Insider sale and plan details

Neville Everett, an officer at Cigna Group (NYSE: CI), sold 1,719 shares of the companys common stock on March 2, 2026, at a price of $288.91 per share. The transaction generated $496,636 in proceeds. The disposition was executed pursuant to a pre-arranged Rule 10b5-1 trading plan that Everett adopted on May 22, 2025.

The sale price of $288.91 was modestly above the then-current Cigna share price of $283.93. At that valuation snapshot, the healthcare provider was trading at a price-to-earnings ratio of 12.76.


Additional February 27 transactions

Earlier, on February 27, 2026, Everett was involved in a set of other equity transactions. Records show acquisitions of 2,602 shares and 2,678 shares of Cigna common stock that were recorded with a value of $0. On the same day, Everett disposed of 883 shares and 517 shares to satisfy tax obligations; those shares were sold at $287.55 per share, producing $402,570 in proceeds.

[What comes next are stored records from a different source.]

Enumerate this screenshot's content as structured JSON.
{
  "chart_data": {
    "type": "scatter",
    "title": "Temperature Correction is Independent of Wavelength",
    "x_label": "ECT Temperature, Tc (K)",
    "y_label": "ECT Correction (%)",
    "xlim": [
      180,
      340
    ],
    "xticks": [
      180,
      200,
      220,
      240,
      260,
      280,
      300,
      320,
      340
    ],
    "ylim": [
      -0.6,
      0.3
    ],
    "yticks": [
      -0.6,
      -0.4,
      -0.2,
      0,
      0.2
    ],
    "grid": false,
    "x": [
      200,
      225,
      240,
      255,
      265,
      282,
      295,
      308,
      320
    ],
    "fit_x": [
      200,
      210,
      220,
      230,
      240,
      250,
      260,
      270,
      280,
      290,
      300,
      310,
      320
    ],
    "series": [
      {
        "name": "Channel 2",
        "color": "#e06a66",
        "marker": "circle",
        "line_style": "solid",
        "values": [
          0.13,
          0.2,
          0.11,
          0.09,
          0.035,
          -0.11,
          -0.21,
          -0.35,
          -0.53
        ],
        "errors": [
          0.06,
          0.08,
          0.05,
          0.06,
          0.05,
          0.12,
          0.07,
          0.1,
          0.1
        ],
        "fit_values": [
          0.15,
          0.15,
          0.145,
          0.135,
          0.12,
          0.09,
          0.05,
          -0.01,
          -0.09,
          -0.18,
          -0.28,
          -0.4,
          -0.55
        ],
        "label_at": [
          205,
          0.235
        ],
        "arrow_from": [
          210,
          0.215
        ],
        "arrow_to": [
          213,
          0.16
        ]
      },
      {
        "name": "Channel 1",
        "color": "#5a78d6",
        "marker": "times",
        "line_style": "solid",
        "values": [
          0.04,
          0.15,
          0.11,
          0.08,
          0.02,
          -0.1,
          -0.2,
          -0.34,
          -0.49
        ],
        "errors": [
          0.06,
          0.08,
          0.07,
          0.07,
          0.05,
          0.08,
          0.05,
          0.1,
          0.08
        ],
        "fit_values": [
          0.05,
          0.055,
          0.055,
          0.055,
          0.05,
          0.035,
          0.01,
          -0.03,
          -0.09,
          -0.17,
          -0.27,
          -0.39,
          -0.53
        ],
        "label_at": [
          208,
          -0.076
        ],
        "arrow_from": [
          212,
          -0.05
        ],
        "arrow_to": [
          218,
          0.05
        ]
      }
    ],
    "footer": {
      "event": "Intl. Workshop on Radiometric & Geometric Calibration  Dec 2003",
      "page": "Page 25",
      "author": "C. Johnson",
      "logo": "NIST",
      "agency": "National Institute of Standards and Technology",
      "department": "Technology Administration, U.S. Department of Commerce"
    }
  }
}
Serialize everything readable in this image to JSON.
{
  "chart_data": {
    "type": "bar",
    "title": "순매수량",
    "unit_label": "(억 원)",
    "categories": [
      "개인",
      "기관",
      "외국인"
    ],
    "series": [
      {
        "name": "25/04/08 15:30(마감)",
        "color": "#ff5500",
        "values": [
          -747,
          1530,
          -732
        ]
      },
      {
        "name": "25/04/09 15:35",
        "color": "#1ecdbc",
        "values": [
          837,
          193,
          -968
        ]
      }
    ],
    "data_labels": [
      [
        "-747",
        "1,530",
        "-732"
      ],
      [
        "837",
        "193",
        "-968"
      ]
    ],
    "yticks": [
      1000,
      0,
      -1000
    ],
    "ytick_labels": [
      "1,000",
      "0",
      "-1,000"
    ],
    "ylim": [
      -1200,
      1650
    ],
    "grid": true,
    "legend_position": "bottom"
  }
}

Option grant and vesting schedule

Also on February 27, 2026, Everett received a grant of 4,127 options to purchase common stock at an exercise price of $287.5475 per share. The options are scheduled to vest in three equal annual installments beginning March 1, 2027, and they carry an expiration date of February 27, 2036.


Valuation and investor research context

An InvestingPro analysis included with the filings characterized Cigna as appearing undervalued at its then-current levels. The firm also noted that Cigna has maintained dividend payments for 45 consecutive years.

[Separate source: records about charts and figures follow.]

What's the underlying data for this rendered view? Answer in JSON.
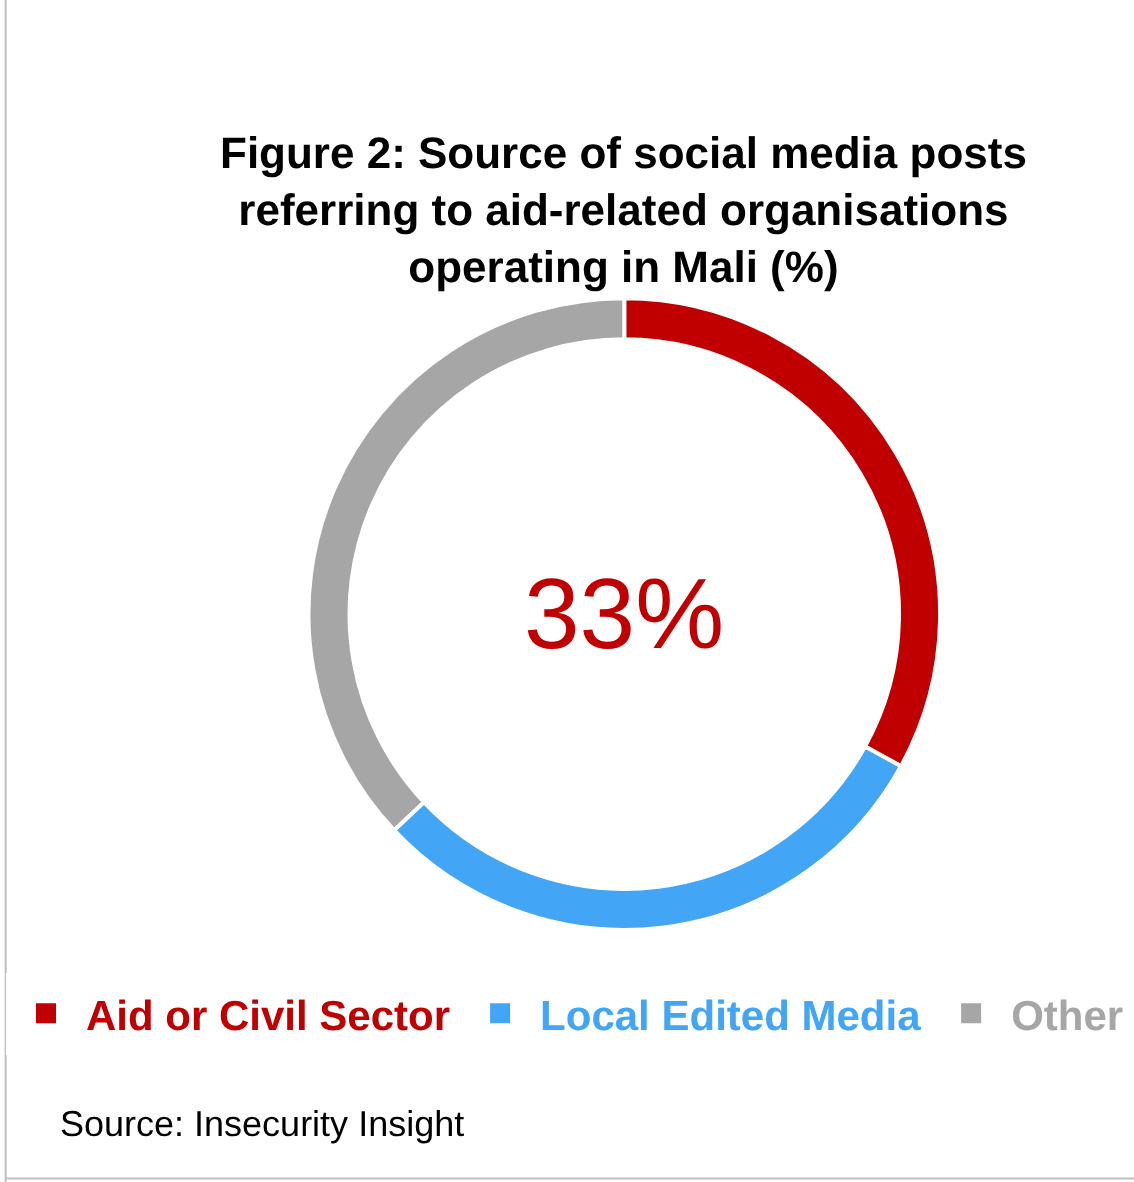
{
  "chart_data": {
    "type": "donut",
    "title": "Figure 2: Source of social media posts referring to aid-related organisations operating in Mali (%)",
    "categories": [
      "Aid or Civil Sector",
      "Local Edited Media",
      "Other"
    ],
    "values": [
      33,
      30,
      37
    ],
    "colors": [
      "#c00000",
      "#42a5f5",
      "#a6a6a6"
    ],
    "annotations": [
      "33%",
      "Source: Insecurity Insight"
    ],
    "legend": "bottom"
  }
}
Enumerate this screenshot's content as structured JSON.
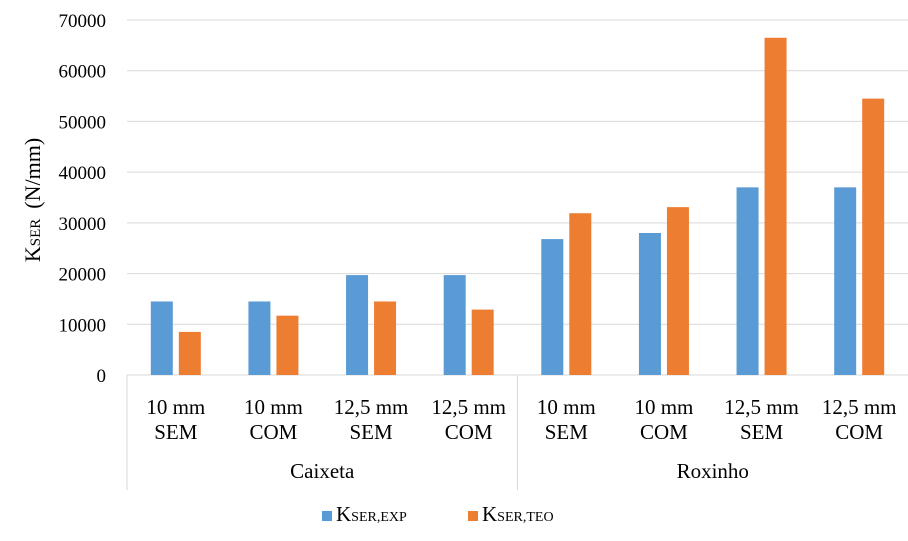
{
  "chart_data": {
    "type": "bar",
    "title": "",
    "ylabel": {
      "main": "K",
      "sub": "SER",
      "units": "(N/mm)"
    },
    "ylim": [
      0,
      70000
    ],
    "yticks": [
      "0",
      "10000",
      "20000",
      "30000",
      "40000",
      "50000",
      "60000",
      "70000"
    ],
    "ytick_values": [
      0,
      10000,
      20000,
      30000,
      40000,
      50000,
      60000,
      70000
    ],
    "grid": true,
    "legend_position": "bottom",
    "categories": [
      {
        "line1": "10 mm",
        "line2": "SEM"
      },
      {
        "line1": "10 mm",
        "line2": "COM"
      },
      {
        "line1": "12,5 mm",
        "line2": "SEM"
      },
      {
        "line1": "12,5 mm",
        "line2": "COM"
      },
      {
        "line1": "10 mm",
        "line2": "SEM"
      },
      {
        "line1": "10 mm",
        "line2": "COM"
      },
      {
        "line1": "12,5 mm",
        "line2": "SEM"
      },
      {
        "line1": "12,5 mm",
        "line2": "COM"
      }
    ],
    "groups": [
      {
        "label": "Caixeta",
        "span": 4
      },
      {
        "label": "Roxinho",
        "span": 4
      }
    ],
    "series": [
      {
        "legend_main": "K",
        "legend_sub": "SER,EXP",
        "color": "#5b9bd5",
        "values": [
          14500,
          14500,
          19700,
          19700,
          26800,
          28000,
          37000,
          37000
        ]
      },
      {
        "legend_main": "K",
        "legend_sub": "SER,TEO",
        "color": "#ed7d31",
        "values": [
          8500,
          11700,
          14500,
          12900,
          31900,
          33100,
          66500,
          54500
        ]
      }
    ]
  }
}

Recent operating performance and leadership update

In related corporate disclosures, Cigna reported fourth-quarter 2025 results that exceeded consensus expectations. The company posted earnings per share of $8.08 compared with a forecast of $7.88. Revenue for the quarter was $72.47 billion versus a projected $70.31 billion. The company attributed the stronger performance in part to growth in its specialty pharmacy segment as well as to innovative healthcare offerings.

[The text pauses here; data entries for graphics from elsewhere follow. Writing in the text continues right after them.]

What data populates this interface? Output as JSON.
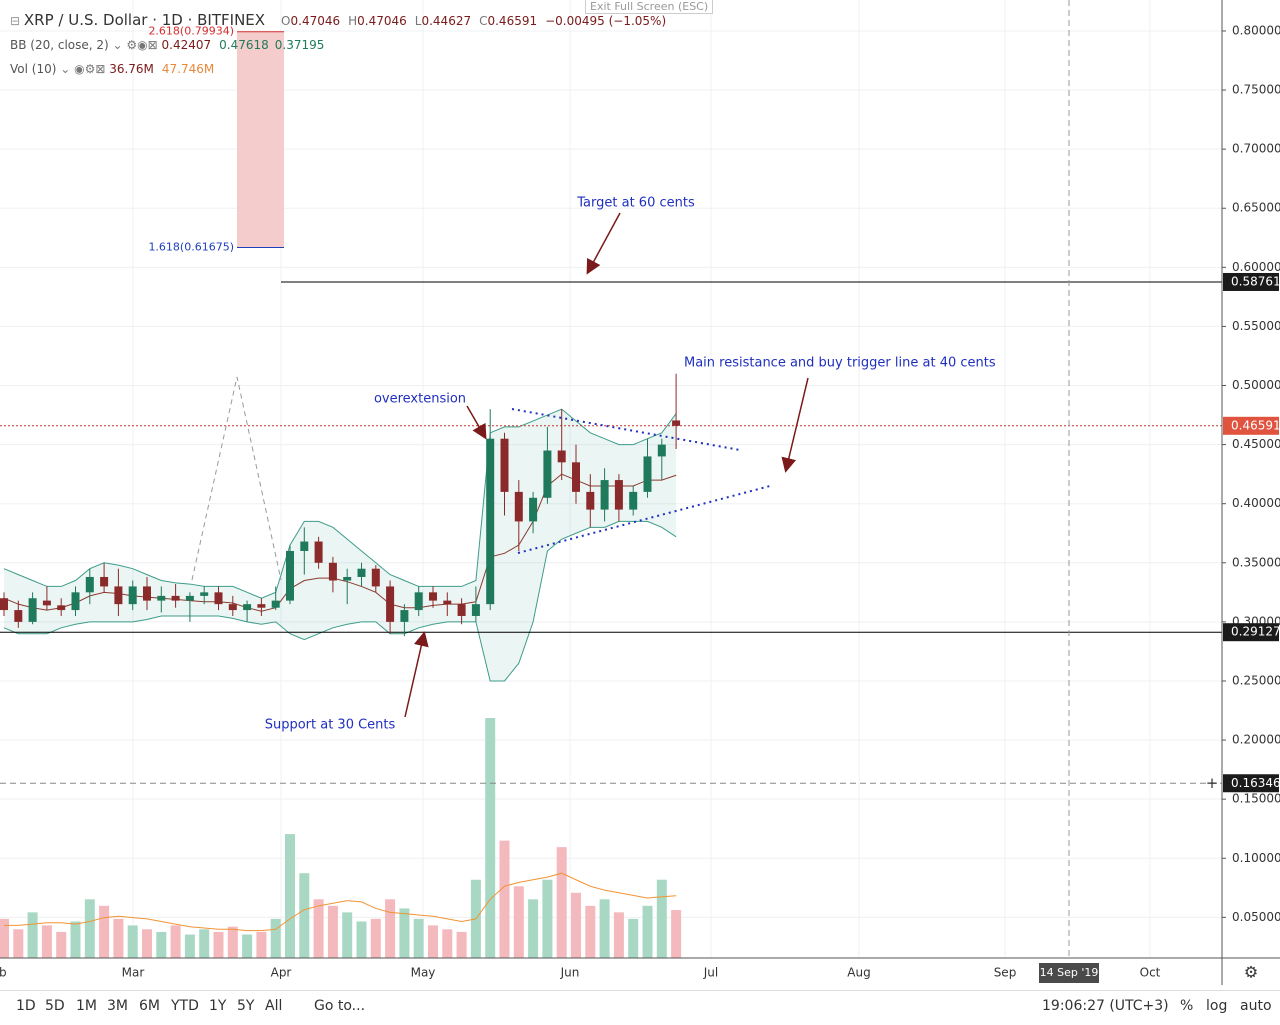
{
  "header": {
    "symbol": "XRP / U.S. Dollar · 1D · BITFINEX",
    "ohlc": [
      {
        "key": "O",
        "value": "0.47046"
      },
      {
        "key": "H",
        "value": "0.47046"
      },
      {
        "key": "L",
        "value": "0.44627"
      },
      {
        "key": "C",
        "value": "0.46591"
      }
    ],
    "change": "−0.00495 (−1.05%)",
    "bb_label": "BB (20, close, 2)",
    "bb_values": [
      "0.42407",
      "0.47618",
      "0.37195"
    ],
    "vol_label": "Vol (10)",
    "vol_values": [
      "36.76M",
      "47.746M"
    ],
    "exit": "Exit Full Screen (ESC)"
  },
  "chart_data": {
    "type": "candlestick",
    "open": [
      0.32,
      0.31,
      0.3,
      0.318,
      0.314,
      0.31,
      0.325,
      0.338,
      0.33,
      0.315,
      0.33,
      0.318,
      0.322,
      0.318,
      0.322,
      0.325,
      0.315,
      0.31,
      0.315,
      0.312,
      0.318,
      0.36,
      0.368,
      0.35,
      0.335,
      0.338,
      0.345,
      0.33,
      0.3,
      0.31,
      0.325,
      0.318,
      0.315,
      0.305,
      0.315,
      0.455,
      0.41,
      0.385,
      0.405,
      0.445,
      0.435,
      0.41,
      0.395,
      0.42,
      0.395,
      0.41,
      0.44,
      0.47046
    ],
    "high": [
      0.325,
      0.318,
      0.325,
      0.33,
      0.32,
      0.33,
      0.345,
      0.35,
      0.345,
      0.335,
      0.338,
      0.33,
      0.332,
      0.325,
      0.33,
      0.33,
      0.322,
      0.318,
      0.32,
      0.33,
      0.365,
      0.38,
      0.372,
      0.355,
      0.345,
      0.35,
      0.348,
      0.335,
      0.315,
      0.33,
      0.33,
      0.325,
      0.32,
      0.33,
      0.48,
      0.46,
      0.42,
      0.41,
      0.465,
      0.48,
      0.45,
      0.425,
      0.43,
      0.425,
      0.415,
      0.455,
      0.455,
      0.51
    ],
    "low": [
      0.305,
      0.295,
      0.298,
      0.31,
      0.305,
      0.305,
      0.315,
      0.325,
      0.305,
      0.31,
      0.31,
      0.308,
      0.312,
      0.3,
      0.315,
      0.31,
      0.305,
      0.3,
      0.305,
      0.31,
      0.315,
      0.34,
      0.345,
      0.325,
      0.315,
      0.33,
      0.325,
      0.29,
      0.288,
      0.305,
      0.312,
      0.305,
      0.298,
      0.3,
      0.31,
      0.39,
      0.36,
      0.375,
      0.4,
      0.42,
      0.4,
      0.38,
      0.385,
      0.385,
      0.39,
      0.405,
      0.42,
      0.44627
    ],
    "close": [
      0.31,
      0.3,
      0.32,
      0.314,
      0.31,
      0.325,
      0.338,
      0.33,
      0.315,
      0.33,
      0.318,
      0.322,
      0.318,
      0.322,
      0.325,
      0.315,
      0.31,
      0.315,
      0.312,
      0.318,
      0.36,
      0.368,
      0.35,
      0.335,
      0.338,
      0.345,
      0.33,
      0.3,
      0.31,
      0.325,
      0.318,
      0.315,
      0.305,
      0.315,
      0.455,
      0.41,
      0.385,
      0.405,
      0.445,
      0.435,
      0.41,
      0.395,
      0.42,
      0.395,
      0.41,
      0.44,
      0.45,
      0.46591
    ],
    "up_color": "#1f7a5c",
    "down_color": "#8b2a2a",
    "bb": {
      "upper": [
        0.345,
        0.34,
        0.335,
        0.33,
        0.33,
        0.335,
        0.345,
        0.35,
        0.348,
        0.345,
        0.34,
        0.335,
        0.333,
        0.332,
        0.33,
        0.33,
        0.33,
        0.325,
        0.32,
        0.325,
        0.365,
        0.385,
        0.385,
        0.38,
        0.37,
        0.36,
        0.35,
        0.34,
        0.335,
        0.33,
        0.33,
        0.33,
        0.33,
        0.335,
        0.46,
        0.465,
        0.465,
        0.47,
        0.475,
        0.48,
        0.47,
        0.46,
        0.455,
        0.45,
        0.45,
        0.455,
        0.46,
        0.47618
      ],
      "basis": [
        0.32,
        0.315,
        0.312,
        0.31,
        0.312,
        0.316,
        0.322,
        0.325,
        0.324,
        0.322,
        0.321,
        0.32,
        0.319,
        0.318,
        0.317,
        0.317,
        0.316,
        0.312,
        0.309,
        0.312,
        0.328,
        0.335,
        0.337,
        0.337,
        0.334,
        0.33,
        0.325,
        0.315,
        0.312,
        0.312,
        0.314,
        0.315,
        0.315,
        0.317,
        0.355,
        0.358,
        0.365,
        0.385,
        0.415,
        0.425,
        0.42,
        0.415,
        0.415,
        0.415,
        0.415,
        0.42,
        0.42,
        0.42407
      ],
      "lower": [
        0.295,
        0.29,
        0.29,
        0.29,
        0.295,
        0.298,
        0.3,
        0.3,
        0.3,
        0.3,
        0.302,
        0.305,
        0.305,
        0.305,
        0.305,
        0.305,
        0.303,
        0.3,
        0.298,
        0.3,
        0.29,
        0.285,
        0.29,
        0.295,
        0.298,
        0.3,
        0.3,
        0.29,
        0.29,
        0.295,
        0.298,
        0.3,
        0.3,
        0.3,
        0.25,
        0.25,
        0.265,
        0.3,
        0.36,
        0.37,
        0.375,
        0.38,
        0.38,
        0.385,
        0.385,
        0.385,
        0.38,
        0.37195
      ],
      "band_color": "#3d9c8a",
      "basis_color": "#8b3a2f"
    },
    "volume": {
      "values": [
        30,
        22,
        35,
        25,
        20,
        28,
        45,
        40,
        30,
        25,
        22,
        20,
        25,
        18,
        22,
        20,
        24,
        18,
        20,
        30,
        95,
        65,
        45,
        40,
        35,
        28,
        30,
        45,
        38,
        30,
        25,
        22,
        20,
        60,
        184,
        90,
        55,
        45,
        60,
        85,
        50,
        40,
        45,
        35,
        30,
        40,
        60,
        36.76
      ],
      "ma": [
        25,
        25,
        26,
        27,
        27,
        26,
        28,
        31,
        32,
        31,
        30,
        28,
        26,
        24,
        23,
        22,
        22,
        21,
        21,
        22,
        30,
        37,
        40,
        42,
        44,
        43,
        38,
        35,
        34,
        33,
        32,
        30,
        28,
        30,
        45,
        55,
        58,
        60,
        62,
        65,
        60,
        55,
        52,
        50,
        48,
        46,
        47,
        47.746
      ],
      "up_color": "#a8d8c4",
      "down_color": "#f3b9bd",
      "ma_color": "#f19433"
    },
    "ylim": [
      0.0156,
      0.8262
    ],
    "yticks": [
      {
        "value": 0.05,
        "label": "0.05000"
      },
      {
        "value": 0.1,
        "label": "0.10000"
      },
      {
        "value": 0.15,
        "label": "0.15000"
      },
      {
        "value": 0.2,
        "label": "0.20000"
      },
      {
        "value": 0.25,
        "label": "0.25000"
      },
      {
        "value": 0.3,
        "label": "0.30000"
      },
      {
        "value": 0.35,
        "label": "0.35000"
      },
      {
        "value": 0.4,
        "label": "0.40000"
      },
      {
        "value": 0.45,
        "label": "0.45000"
      },
      {
        "value": 0.5,
        "label": "0.50000"
      },
      {
        "value": 0.55,
        "label": "0.55000"
      },
      {
        "value": 0.6,
        "label": "0.60000"
      },
      {
        "value": 0.65,
        "label": "0.65000"
      },
      {
        "value": 0.7,
        "label": "0.70000"
      },
      {
        "value": 0.75,
        "label": "0.75000"
      },
      {
        "value": 0.8,
        "label": "0.80000"
      }
    ],
    "grid": true,
    "xticks": [
      "Feb",
      "Mar",
      "Apr",
      "May",
      "Jun",
      "Jul",
      "Aug",
      "Sep",
      "Oct"
    ],
    "levels": [
      {
        "value": 0.58761,
        "color": "#000000",
        "style": "solid"
      },
      {
        "value": 0.46591,
        "color": "#c0392b",
        "style": "dotted"
      },
      {
        "value": 0.29127,
        "color": "#000000",
        "style": "solid"
      },
      {
        "value": 0.16346,
        "color": "#888888",
        "style": "dashed"
      }
    ],
    "fib": [
      {
        "value": 0.79934,
        "label": "2.618(0.79934)",
        "color": "#d32f2f"
      },
      {
        "value": 0.61675,
        "label": "1.618(0.61675)",
        "color": "#1f3fbf"
      }
    ],
    "fib_fill": "#f5cccc",
    "annotations": [
      "Target at 60 cents",
      "Main resistance and buy trigger line at 40 cents",
      "overextension",
      "Support at 30 Cents"
    ],
    "crosshair_date": "14 Sep '19"
  },
  "toolbar": {
    "ranges": [
      "1D",
      "5D",
      "1M",
      "3M",
      "6M",
      "YTD",
      "1Y",
      "5Y",
      "All"
    ],
    "goto": "Go to...",
    "time": "19:06:27 (UTC+3)",
    "options": [
      "%",
      "log",
      "auto"
    ]
  }
}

Cigna also announced a board-approved leadership transition. Brian Evanko will succeed David M. Cordani as chief executive officer effective July 1, 2026. Following the handover, Cordani will move into the role of executive chair of the Board of Directors.


Analyst action

Separately, TD Cowen raised its price target on Cigna to $338 while maintaining a Buy rating. The firm cited the resolution of concerns related to stop loss and pharmacy benefit manager reform as factors influencing its view.

The combination of insider transactions, recent financial results, and a scheduled leadership change comprise the primary developments disclosed in the filings and accompanying research notes for the period.

Risks

  • Leadership transition risk - the announced CEO succession effective July 1, 2026 introduces execution risk for corporate strategy and governance, which could affect investor and market perceptions. This primarily impacts the healthcare and insurance sectors.
  • Regulatory and policy uncertainty - prior concerns related to stop loss and pharmacy benefit manager reform were noted and influenced analyst views, indicating that regulatory outcomes remain a relevant factor for the healthcare and specialty pharmacy segments.
  • Reliance on specialty pharmacy growth - Cignas recent upside was attributed in part to specialty pharmacy and innovative offerings, making performance sensitive to that segments operational execution and market dynamics in healthcare services and pharmaceuticals.